Don't you know I'm still standing, better than I ever did
Looking like a true survivor, feeling like a little kid
I'm still standing, after all this time
Picking up the pieces of my life without you on my mind.



Pa' Llegar A Tu Lado
Lhasa de Sela



Back in 2009, less than two months before I was diagnosed with Hodgkin lymphoma, I began to date a bright, cute, and mildly nerdy Latina. We were both attending graduate school for creative writing. When we sat together at cafes in San Francisco, reading and writing like homework buddies, we often asked each other’s opinion on a line, paragraph, or word in the pieces we were penning. I felt at peace beside her. I fell in love with this dream of us being a brainy, driven duo of writers—like a Latino version of Joan Didion and John Gregory Dunne.

That honeymoon phase new couples experience?: it was cut short by my dis-ease. It was the worst time to begin a relationship. And god knows my anger and drinking didn’t help either. Despite all that, we stayed together, off and on, for a tumultuous year and a half.

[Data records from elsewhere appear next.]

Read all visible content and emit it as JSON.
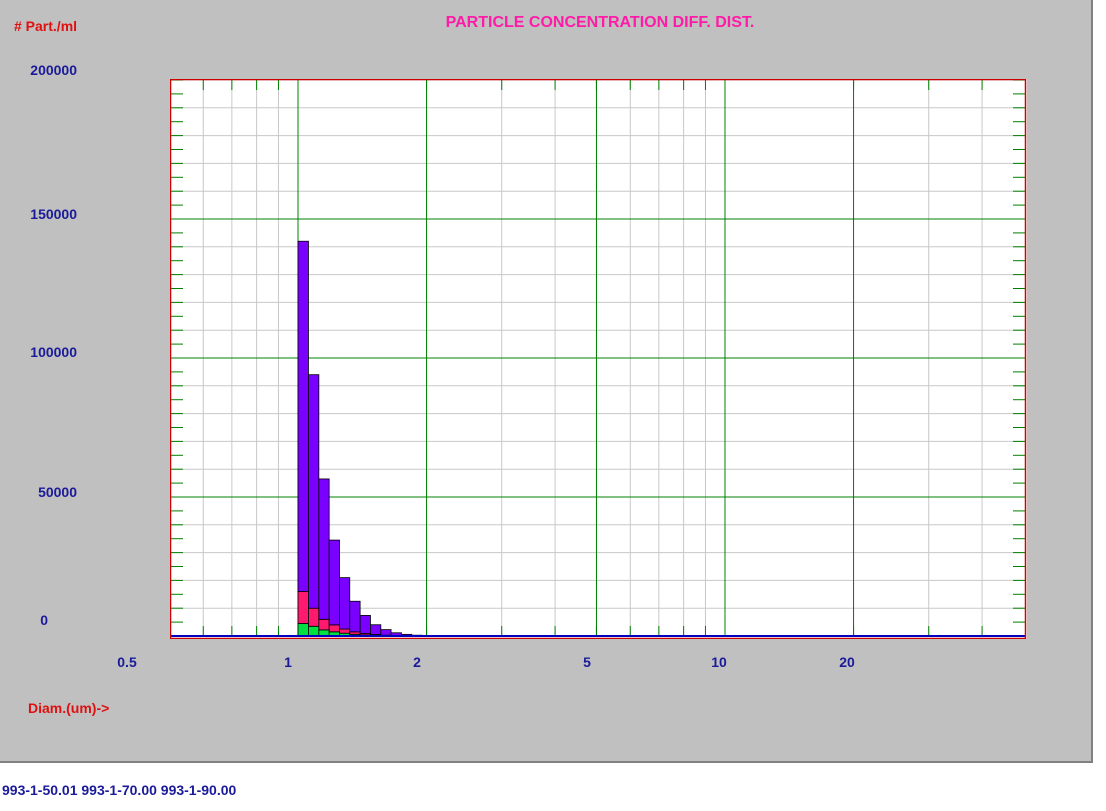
{
  "chart_data": {
    "type": "bar",
    "title": "PARTICLE CONCENTRATION DIFF. DIST.",
    "ylabel": "# Part./ml",
    "xlabel": "Diam.(um)->",
    "x_scale": "log",
    "xlim": [
      0.5,
      42
    ],
    "ylim": [
      0,
      200000
    ],
    "y_tick_labels": [
      "200000",
      "150000",
      "100000",
      "50000",
      "0"
    ],
    "y_ticks": [
      200000,
      150000,
      100000,
      50000,
      0
    ],
    "x_tick_labels": [
      "0.5",
      "1",
      "2",
      "5",
      "10",
      "20"
    ],
    "x_ticks": [
      0.5,
      1,
      2,
      5,
      10,
      20
    ],
    "stacked": true,
    "bin_edges": [
      1.0,
      1.058,
      1.119,
      1.183,
      1.251,
      1.322,
      1.398,
      1.478,
      1.563,
      1.652,
      1.747,
      1.847,
      1.952,
      2.064,
      2.182,
      2.306,
      2.438
    ],
    "series": [
      {
        "color": "#00e040",
        "values": [
          4500,
          3500,
          2200,
          1500,
          1000,
          600,
          400,
          250,
          150,
          80,
          50,
          20,
          10,
          5,
          3,
          2
        ]
      },
      {
        "color": "#ff1a70",
        "values": [
          11500,
          6500,
          3800,
          2500,
          1500,
          900,
          500,
          300,
          150,
          80,
          40,
          20,
          10,
          5,
          2,
          1
        ]
      },
      {
        "color": "#7a00ff",
        "values": [
          126000,
          84000,
          50500,
          30500,
          18500,
          11000,
          6500,
          3500,
          2000,
          1000,
          500,
          250,
          130,
          60,
          30,
          15
        ]
      }
    ],
    "colors": {
      "background": "#c0c0c0",
      "plot_area": "#ffffff",
      "major_grid": "#008000",
      "minor_grid": "#c8c8c8",
      "frame": "#cc0000",
      "axis_text": "#1a1a9a",
      "unit_text": "#e01010",
      "title_text": "#ff1aa8",
      "baseline": "#0000c0"
    }
  },
  "legend_text": "993-1-50.01 993-1-70.00 993-1-90.00"
}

Near our end, I gave her a mix of music. This song made the cut. It should never be a song you dedicate to a lover. Never. In retrospect, it was our requiem:

Gracias a tus manos doy
Por haberme aguantado
Tuve que quemarme
Pa'llegar hasta tu lado


Nutshell (from their MTV Unplugged album)
Alice in Chains

Rejoining “the kingdom of the well”—as Sontag called it—was deliriously great at first, but there was fallout to reckon with. Fallout from lowering my head and pushing through grad school and that shitstorm of my life for over a year and a half and never relenting. Staley’s lyrics and wearied voice in this recording sounded like that feeling locked inside:

And yet I fight
And yet I fight
This battle all alone
No one to cry to
No place to call home.



I’ll Fly Away
Allison Krauss and Gillian Welch

Winter 2011. I was in Taos, New Mexico for my first artist residency. On the day I rented a neo-hippie white Volkswagen Bug to cruise out of Taos, past the Rio Grande Gorge, I saw the land and gray sky open before me, nestled by the surrounding mountains. This song came up on random play from my iPod. It was all so piercingly beautiful—being alive, listening to this immaculate song in a land that felt like home. I cried. It was a great day to die.


The Rain Song
Led Zeppelin

This is the springtime of my loving
The second season I am to know



I can close my eyes and listen to this song and feel myself float through the sky like a singsong leaf descending in the wind. Jones’ mellotron, coupled with sliding notes from Page’s Danelectro literally sound like a melody orchestrated by a quiet torrent of raindrops. There is something about the song’s peak; it feels triumphant with Bonzo’s crashing cymbals and Plant’s invigorated vocals. It feels like a spiritual cleansing—as though the band attained a long-sought freedom. And that’s what making it through that trying period in my life and being alive feels like for me.


Ventura Highway
America



May 21, 2013. A regular oncology check-up, except this time I’m bringing someone along to visit that part of my past, that part of my life I have kept to myself and few others: my girlfriend, Maria. I didn’t beg her to come. She wanted to come, and it’s weird but glorious to have someone beside me—to show the tranquil, tucked-away garden next to Ward 86; to meet my kick-ass oncologist, Terry, who teaches us “the oncologist handshake” (This is when the patient lifts his arm to rest his hand on the oncologist’s shoulder while the oncologist probes the patient’s axillas (a.k.a. the armpit) for any swollen lymph nodes.); and to have another person hear the yippee-skippee news that my good health remains. After the appointment, Mari and I became grown-up kids at The Exploratorium. All the while, step in step con mi compañera, I feel like this song—free and full with bliss from this exalted day that I have been blessed with, a day I could have never known awaited me when I sat in the reclining chair at the infusion ward four years before, staring out over the Bernal Hillside with chemo flowing through the IV pricked into my arm.


Mystery Train
The Paul Butterfield Blues Band

Train arrive, it’s sixteen coaches long,
Train arrive, it’s sixteen coaches long,
Well that long black train, take my baby and gone.